I have two roles today. First is Co-Founder/Chief Something-Or-Other of a startup. Packet Pushers as a business IS NOT about aiming and launching towards your goal; it’s more like guiding a very large falling rock so it doesn’t hit the edges as it accelerates and gains momentum. My second and more visible role is podcast host, analyst, and writer on networking at Packet Pushers.
The price of re-certification in both time and money is substantial. I’m guessing it would take at least 200 hours to get back into the books, work through my flash cards, and start memorizing a bunch of pointless information.
Is The CCIE Relevant To Me?
Hyperconvergence means legacy networking is pretty much over in the enterprise data center. SD-WAN means that deep knowledge of legacy protocols isn’t needed anymore. The SDN platform hides most of the details there and moves your career into proactive design and strategy instead of having a good memory and understanding of technology details.

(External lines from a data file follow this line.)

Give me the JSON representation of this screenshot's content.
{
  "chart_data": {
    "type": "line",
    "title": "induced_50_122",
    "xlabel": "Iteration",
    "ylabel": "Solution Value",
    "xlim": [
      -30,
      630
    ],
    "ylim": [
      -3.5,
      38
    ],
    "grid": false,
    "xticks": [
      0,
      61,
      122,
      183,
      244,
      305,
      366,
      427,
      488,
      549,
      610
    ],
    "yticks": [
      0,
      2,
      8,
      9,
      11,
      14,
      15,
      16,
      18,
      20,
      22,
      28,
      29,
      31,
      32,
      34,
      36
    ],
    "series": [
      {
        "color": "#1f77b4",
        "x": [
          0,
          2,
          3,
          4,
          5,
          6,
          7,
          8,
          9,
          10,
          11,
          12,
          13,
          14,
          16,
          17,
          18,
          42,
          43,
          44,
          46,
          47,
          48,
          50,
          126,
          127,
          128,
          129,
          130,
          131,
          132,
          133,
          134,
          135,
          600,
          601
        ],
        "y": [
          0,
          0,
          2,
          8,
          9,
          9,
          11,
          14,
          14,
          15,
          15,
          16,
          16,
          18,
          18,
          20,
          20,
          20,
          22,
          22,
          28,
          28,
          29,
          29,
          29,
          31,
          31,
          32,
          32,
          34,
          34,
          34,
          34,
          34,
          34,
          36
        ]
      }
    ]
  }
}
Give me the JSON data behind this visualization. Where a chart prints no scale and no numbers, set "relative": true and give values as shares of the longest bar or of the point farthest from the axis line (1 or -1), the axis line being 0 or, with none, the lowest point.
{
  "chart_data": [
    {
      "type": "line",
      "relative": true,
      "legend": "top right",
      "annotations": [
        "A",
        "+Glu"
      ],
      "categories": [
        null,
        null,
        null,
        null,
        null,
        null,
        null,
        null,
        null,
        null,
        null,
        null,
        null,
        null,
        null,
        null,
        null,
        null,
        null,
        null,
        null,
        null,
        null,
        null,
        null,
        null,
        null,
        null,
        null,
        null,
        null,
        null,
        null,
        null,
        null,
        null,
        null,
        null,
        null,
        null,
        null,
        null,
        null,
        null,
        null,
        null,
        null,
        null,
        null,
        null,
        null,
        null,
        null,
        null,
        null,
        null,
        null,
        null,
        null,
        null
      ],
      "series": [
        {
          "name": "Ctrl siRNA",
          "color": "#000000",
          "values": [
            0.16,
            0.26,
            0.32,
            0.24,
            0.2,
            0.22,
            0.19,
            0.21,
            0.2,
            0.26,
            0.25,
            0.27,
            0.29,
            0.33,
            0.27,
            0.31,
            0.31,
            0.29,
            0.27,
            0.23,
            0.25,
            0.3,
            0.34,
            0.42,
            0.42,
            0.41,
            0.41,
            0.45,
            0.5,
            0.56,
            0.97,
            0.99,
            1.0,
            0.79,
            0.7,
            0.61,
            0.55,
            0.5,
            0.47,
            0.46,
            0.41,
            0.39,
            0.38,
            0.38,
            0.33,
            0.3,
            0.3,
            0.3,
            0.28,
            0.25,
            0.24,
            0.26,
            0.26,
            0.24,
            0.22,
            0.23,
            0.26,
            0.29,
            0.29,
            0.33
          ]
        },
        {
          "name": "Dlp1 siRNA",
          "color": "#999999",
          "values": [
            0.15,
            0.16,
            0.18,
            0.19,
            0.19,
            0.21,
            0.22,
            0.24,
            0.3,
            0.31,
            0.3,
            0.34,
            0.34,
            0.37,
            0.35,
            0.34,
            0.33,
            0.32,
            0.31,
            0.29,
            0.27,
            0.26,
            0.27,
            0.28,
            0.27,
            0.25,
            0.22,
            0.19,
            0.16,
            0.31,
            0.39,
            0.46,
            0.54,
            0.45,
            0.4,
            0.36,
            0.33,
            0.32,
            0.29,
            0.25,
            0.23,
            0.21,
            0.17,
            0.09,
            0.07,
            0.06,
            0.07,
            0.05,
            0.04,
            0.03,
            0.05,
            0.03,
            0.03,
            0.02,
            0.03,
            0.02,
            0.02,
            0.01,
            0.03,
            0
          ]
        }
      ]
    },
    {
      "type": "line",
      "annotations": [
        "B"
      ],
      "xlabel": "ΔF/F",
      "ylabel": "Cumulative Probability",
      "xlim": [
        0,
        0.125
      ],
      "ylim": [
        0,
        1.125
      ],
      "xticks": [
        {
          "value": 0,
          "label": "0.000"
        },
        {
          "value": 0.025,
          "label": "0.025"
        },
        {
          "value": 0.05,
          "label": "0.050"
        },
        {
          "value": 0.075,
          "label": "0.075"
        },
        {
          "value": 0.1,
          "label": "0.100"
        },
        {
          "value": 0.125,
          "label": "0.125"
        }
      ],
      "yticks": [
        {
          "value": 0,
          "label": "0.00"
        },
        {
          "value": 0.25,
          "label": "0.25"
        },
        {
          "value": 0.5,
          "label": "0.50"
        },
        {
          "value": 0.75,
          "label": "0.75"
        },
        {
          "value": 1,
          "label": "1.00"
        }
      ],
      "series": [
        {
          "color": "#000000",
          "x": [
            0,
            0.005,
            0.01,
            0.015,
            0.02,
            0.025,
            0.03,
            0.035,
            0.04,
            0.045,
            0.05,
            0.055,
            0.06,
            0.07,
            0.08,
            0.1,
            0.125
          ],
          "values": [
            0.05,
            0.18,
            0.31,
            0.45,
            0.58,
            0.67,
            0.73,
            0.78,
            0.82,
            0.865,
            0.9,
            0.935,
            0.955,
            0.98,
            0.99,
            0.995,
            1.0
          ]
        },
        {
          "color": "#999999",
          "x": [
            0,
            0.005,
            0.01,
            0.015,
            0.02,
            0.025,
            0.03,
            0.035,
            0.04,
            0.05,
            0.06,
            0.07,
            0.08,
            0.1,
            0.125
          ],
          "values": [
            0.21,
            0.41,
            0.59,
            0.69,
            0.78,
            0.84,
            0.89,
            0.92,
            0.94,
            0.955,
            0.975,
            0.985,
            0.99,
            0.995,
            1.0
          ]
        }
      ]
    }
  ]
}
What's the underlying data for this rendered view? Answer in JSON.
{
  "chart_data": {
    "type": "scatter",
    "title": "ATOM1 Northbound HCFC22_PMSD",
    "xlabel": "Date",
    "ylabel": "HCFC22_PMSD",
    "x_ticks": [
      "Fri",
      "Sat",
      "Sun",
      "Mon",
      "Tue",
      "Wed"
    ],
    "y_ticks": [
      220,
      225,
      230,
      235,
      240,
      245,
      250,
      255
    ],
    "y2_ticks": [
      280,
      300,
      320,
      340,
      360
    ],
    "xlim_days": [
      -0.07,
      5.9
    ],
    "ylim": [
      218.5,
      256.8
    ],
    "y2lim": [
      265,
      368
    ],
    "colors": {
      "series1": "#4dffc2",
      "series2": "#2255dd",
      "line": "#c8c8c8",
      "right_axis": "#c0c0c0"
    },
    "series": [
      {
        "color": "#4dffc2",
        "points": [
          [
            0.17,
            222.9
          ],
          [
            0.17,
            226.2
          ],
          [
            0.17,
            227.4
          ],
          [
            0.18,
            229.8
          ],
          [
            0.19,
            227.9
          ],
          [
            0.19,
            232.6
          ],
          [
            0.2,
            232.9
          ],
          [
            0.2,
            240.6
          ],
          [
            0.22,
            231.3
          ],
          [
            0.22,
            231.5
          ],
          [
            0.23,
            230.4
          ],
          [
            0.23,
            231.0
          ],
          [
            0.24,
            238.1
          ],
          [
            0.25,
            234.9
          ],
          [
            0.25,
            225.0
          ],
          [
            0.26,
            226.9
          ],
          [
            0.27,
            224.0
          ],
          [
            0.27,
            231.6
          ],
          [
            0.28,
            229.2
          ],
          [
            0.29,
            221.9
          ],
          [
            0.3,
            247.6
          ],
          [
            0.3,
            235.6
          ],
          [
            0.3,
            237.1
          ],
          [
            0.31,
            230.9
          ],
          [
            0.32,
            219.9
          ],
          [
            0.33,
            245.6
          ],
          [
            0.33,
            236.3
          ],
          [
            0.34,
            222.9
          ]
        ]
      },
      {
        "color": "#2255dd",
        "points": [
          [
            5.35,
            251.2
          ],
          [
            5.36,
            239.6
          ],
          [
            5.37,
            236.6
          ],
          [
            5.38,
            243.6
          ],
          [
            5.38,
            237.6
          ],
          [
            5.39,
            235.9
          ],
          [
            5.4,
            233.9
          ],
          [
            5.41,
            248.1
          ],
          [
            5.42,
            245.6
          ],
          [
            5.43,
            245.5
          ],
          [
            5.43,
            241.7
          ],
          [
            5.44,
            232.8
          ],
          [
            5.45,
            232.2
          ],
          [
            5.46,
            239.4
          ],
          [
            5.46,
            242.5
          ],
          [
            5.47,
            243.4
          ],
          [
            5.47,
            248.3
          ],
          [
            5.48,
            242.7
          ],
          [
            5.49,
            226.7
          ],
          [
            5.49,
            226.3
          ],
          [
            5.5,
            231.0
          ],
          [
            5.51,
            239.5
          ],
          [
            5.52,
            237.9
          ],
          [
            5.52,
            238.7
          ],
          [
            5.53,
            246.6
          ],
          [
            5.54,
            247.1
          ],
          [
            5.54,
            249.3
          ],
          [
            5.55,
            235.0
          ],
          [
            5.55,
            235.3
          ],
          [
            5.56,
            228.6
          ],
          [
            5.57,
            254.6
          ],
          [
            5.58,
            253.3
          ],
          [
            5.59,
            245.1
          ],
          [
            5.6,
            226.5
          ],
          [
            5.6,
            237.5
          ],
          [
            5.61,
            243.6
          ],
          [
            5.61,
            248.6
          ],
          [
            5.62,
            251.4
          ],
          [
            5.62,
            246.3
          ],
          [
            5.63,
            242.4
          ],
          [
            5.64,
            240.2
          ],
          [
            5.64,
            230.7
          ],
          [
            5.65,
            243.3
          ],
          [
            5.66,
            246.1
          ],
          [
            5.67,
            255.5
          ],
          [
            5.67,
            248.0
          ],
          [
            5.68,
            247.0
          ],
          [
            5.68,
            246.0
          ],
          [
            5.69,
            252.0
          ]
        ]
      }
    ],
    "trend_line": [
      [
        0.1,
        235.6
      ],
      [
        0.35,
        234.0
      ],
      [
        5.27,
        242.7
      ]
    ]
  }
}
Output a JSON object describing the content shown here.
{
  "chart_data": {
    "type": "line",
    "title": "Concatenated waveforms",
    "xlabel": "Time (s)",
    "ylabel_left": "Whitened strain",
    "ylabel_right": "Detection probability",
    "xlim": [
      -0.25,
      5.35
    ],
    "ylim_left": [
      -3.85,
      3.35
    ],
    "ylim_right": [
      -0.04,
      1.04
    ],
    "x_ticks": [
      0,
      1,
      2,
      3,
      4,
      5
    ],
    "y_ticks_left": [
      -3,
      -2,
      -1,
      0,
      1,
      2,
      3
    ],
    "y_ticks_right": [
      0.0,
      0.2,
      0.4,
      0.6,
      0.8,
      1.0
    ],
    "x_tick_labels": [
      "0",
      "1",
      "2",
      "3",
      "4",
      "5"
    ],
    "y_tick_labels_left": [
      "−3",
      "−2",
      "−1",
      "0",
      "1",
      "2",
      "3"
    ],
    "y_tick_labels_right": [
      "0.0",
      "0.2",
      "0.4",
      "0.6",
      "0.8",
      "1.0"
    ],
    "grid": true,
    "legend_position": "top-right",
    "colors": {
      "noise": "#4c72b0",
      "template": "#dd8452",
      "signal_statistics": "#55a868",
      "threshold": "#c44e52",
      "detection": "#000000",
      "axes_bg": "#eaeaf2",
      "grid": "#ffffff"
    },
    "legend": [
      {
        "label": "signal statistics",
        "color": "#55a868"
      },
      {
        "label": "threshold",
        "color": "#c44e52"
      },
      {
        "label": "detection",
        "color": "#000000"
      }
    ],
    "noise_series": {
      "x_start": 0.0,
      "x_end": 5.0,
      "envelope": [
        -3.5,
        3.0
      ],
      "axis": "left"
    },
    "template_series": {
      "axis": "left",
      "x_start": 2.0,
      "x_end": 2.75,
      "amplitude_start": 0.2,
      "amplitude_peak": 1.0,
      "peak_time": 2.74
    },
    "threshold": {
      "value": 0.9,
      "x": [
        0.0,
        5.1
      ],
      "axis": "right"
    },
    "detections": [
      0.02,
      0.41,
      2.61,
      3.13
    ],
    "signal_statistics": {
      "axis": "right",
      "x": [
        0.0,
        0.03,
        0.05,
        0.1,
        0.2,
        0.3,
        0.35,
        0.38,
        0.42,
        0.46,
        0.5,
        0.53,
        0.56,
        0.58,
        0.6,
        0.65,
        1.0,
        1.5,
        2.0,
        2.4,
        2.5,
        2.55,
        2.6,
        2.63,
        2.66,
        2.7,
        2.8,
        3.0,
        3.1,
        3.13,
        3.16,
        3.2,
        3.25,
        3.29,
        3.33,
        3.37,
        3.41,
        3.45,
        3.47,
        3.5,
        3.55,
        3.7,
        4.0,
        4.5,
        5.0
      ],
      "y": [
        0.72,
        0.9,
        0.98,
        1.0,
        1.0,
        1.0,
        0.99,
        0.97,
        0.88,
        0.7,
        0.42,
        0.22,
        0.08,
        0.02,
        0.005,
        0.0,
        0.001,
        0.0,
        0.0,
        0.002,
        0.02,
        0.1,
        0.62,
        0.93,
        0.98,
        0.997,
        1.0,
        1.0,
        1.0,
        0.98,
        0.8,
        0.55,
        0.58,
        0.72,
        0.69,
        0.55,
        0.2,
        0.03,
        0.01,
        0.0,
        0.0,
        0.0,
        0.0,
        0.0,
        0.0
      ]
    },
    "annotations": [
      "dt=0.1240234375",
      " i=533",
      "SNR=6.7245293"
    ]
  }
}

Hybrid cloud / multi-cloud is the hotness for the next few years, and who knows what will come after that. I’ve already lived through the Novell Netware and Window NT eras before getting into networking, where I dived into the WAN and data center security. I also did some WiFi and a lot of monitoring before that became pointless.
The only place where active CCIE status matters is resellers, and the idea of working for a vendor reseller does not appeal to me.
Cisco doesn’t seem to care whether I re-certify. It offers no benefits or advantages to me to maintain my CCIE relationship.
In general, end users aren’t concerned about status these days, because the ability to communicate and be adaptable is as equally important as your technical chops.
I feel sure that I can re-learn what I need. The foundations of the last decade are still there and educational materials are widely available. The options for self-education are very different now compared to 2001, when training resources and labs were extremely limited.
If I wanted to invest a couple of hundred hours in training, I would focus on a career choice that is one step ahead of the market. Right now, I would invest time in public cloud – AWS/Google/Azure, doesn’t matter which one. Having cloud skills would be more valuable than relearning old knowledge.
My ego doesn’t need my status anymore. I’ve proven to myself that I’m good enough and I don’t need anyone else to validate me. In the middle stage of my career with only ten to fifteen years (if I’m lucky) of work, I can make this choice.
So farewell, CCIE program. It’s time to invest in new skills and leave the old behind.